Typical festive food in this part of the world includes savoury dishes like doro wat, a spicy chicken stew. It is served with a type of pancake called an injera, which is used as both plate and cutlery.
Legend has it that candy canes were first created by Cologne Cathedral’s choirmaster in order to keep the choirboys quiet during the long festive services. Their shape is inspired by the crooks carried by the three wise men, who were the first to hear of the birth of Jesus. Since their creation in 1670, the treats have become incredibly popular, now part and parcel of our typical view of Christmas, in terms of both food and decorations.
When I first started studying German at the age of 13, I learned about new Christmas traditions and food and visited several festive markets. Since then, a vast number of traditional Weinachtsmärkte have been popping up around the UK, and there are now 57 ‘main’ Christmas markets dotted around the country, alongside many other, smaller events. Between the warming Glühwein and dense Stollen lies my favourite German festive treat: Lebkuchen. To call it gingerbread gives you some idea of the surface texture and taste, but the soft inside and lighter flavour places it in that tricky area between biscuit and cake. Delicious!
You can find more information about the Christmas markets in the UK here.
The sweet stuff is the star of the show in Spain. Traditional festive treats include polvorones (soft, crumbly almond shortbread) and marzipan shapes. The main attraction though, is turrón (nougat). There are several varieties, with the hard (turrón de Alicante) and soft (turrón de Jijona) being the most popular.
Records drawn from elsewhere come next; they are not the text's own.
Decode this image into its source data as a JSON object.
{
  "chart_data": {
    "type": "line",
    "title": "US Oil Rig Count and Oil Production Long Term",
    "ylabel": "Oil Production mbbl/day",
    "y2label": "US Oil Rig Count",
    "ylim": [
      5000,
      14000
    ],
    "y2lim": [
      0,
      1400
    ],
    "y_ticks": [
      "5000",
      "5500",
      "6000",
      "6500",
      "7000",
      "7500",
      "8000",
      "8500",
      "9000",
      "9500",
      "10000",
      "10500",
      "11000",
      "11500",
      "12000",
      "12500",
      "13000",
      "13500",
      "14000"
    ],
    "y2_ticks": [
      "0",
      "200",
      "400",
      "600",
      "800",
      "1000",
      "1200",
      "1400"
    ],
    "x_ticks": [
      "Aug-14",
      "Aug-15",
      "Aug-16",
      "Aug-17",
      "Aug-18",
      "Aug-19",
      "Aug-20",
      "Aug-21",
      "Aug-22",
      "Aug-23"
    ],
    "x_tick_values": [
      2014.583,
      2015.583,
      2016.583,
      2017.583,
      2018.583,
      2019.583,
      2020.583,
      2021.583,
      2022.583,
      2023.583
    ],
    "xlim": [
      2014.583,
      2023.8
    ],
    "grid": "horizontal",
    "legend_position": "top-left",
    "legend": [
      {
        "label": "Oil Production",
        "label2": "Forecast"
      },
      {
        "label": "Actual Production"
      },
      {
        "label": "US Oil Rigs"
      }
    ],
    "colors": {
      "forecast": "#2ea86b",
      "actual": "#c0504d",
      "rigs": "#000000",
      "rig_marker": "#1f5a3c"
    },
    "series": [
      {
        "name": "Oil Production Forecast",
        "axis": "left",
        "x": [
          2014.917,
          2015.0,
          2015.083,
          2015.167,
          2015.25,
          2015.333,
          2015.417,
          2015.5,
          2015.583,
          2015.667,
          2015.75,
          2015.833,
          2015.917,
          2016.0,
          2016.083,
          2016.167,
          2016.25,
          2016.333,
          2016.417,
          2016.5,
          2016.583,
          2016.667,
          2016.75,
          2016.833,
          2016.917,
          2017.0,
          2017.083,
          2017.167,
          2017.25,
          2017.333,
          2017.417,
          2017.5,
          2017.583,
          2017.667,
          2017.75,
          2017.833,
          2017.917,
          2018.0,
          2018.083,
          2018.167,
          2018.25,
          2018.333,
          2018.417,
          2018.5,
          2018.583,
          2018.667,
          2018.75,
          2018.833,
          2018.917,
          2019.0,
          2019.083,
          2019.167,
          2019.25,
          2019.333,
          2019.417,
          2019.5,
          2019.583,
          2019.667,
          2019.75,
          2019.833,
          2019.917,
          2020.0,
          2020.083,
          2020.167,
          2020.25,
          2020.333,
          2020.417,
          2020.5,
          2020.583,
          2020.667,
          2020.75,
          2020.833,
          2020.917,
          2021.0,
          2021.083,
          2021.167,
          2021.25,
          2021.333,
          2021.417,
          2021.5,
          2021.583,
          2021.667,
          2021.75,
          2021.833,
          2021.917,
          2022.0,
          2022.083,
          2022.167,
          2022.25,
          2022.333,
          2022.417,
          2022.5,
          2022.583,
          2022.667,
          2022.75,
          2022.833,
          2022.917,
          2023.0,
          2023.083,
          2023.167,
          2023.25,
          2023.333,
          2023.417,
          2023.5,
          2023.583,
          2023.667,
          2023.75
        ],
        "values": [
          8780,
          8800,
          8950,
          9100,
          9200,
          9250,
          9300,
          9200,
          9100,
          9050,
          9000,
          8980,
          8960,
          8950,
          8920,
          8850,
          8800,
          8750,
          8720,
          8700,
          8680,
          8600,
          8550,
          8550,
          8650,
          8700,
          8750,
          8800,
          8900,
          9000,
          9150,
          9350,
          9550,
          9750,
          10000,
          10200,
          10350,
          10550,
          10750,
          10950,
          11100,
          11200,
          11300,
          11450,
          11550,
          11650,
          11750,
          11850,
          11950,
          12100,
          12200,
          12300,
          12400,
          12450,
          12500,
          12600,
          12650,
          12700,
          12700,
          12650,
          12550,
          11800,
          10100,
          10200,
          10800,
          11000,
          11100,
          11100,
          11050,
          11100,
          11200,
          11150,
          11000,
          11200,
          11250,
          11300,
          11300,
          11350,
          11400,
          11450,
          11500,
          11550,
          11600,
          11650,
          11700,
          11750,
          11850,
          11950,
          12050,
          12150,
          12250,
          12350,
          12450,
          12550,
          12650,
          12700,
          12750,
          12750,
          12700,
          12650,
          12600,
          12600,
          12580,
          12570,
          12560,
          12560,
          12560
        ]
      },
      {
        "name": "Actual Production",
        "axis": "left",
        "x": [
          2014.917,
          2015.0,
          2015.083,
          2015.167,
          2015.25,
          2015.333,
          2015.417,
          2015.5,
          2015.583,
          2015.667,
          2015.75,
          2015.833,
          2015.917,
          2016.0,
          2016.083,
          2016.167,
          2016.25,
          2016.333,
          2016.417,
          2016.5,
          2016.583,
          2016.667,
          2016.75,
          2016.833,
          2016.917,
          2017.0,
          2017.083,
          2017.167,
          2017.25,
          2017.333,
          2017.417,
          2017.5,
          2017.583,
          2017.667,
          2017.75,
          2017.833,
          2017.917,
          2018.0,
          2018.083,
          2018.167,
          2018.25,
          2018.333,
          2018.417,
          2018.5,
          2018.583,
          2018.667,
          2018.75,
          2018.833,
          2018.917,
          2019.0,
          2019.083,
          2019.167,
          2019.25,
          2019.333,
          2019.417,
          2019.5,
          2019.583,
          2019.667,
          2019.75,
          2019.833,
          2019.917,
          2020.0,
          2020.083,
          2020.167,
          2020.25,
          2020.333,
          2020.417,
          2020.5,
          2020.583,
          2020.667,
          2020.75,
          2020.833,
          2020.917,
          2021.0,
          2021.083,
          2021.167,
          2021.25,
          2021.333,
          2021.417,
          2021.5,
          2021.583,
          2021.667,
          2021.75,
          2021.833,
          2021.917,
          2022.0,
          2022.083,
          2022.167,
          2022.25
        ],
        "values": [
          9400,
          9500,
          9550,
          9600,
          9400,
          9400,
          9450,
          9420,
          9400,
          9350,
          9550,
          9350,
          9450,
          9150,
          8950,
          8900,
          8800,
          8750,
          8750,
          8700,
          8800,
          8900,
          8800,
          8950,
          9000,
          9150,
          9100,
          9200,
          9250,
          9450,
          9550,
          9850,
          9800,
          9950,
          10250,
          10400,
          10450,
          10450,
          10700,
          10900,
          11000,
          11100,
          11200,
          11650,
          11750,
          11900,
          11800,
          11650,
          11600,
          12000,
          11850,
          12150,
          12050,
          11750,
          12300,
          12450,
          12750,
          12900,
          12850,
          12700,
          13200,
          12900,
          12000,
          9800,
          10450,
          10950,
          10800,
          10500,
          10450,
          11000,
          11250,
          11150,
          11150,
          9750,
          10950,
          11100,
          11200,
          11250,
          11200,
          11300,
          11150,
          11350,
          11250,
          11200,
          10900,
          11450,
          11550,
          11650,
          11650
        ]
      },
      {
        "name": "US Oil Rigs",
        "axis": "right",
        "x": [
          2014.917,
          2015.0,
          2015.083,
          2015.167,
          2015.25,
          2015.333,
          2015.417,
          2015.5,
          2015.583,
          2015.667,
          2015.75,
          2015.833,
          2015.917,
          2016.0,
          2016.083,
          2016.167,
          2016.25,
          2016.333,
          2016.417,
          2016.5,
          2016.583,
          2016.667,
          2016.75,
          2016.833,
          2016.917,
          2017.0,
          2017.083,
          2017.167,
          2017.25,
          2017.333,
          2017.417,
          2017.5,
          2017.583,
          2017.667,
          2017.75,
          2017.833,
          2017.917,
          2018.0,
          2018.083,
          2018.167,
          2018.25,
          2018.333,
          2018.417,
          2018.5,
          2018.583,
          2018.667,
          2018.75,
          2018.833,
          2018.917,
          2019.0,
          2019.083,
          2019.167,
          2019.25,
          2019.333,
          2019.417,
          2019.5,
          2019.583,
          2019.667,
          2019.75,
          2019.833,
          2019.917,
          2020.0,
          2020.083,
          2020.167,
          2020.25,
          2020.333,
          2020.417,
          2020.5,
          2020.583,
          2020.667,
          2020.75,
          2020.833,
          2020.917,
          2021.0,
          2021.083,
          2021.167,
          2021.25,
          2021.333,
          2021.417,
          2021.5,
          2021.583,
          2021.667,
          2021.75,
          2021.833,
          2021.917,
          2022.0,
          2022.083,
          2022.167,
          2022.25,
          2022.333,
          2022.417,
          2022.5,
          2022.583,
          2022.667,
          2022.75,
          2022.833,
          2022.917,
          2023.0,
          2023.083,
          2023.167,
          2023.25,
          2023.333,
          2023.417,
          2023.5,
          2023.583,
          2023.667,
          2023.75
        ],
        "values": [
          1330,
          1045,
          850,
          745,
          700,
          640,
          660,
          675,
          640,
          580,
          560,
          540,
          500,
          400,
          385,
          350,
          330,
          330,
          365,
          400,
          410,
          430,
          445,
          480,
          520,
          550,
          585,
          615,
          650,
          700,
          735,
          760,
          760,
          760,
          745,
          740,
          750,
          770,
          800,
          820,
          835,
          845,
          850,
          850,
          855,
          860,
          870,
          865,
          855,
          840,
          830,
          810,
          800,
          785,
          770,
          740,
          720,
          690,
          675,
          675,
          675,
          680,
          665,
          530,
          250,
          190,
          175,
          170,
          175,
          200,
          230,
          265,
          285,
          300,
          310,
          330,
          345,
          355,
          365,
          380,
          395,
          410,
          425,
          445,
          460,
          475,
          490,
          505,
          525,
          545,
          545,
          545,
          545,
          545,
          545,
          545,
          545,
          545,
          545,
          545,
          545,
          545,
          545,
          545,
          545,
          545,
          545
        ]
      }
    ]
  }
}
Pierogi are dumplings made from unleavened dough, which are first boiled and then fried or baked. Different varieties of pierogi are made for special occasions such as weddings and celebrations like Easter. The two types of pierogi traditionally served on Christmas Eve are filled with sauerkraut and dried mushrooms, and smaller dumplings filled with dried wild mushrooms served in a clear beetroot soup (borscht).
So, if you’re ready to get into the festive spirit (it may still be a little early for some of you!), maybe one of these treats will take your fancy. Food is one of the best ways to bring friends and family together, so try out some of these international flavours for yourself, and introduce them to your nearest and dearest.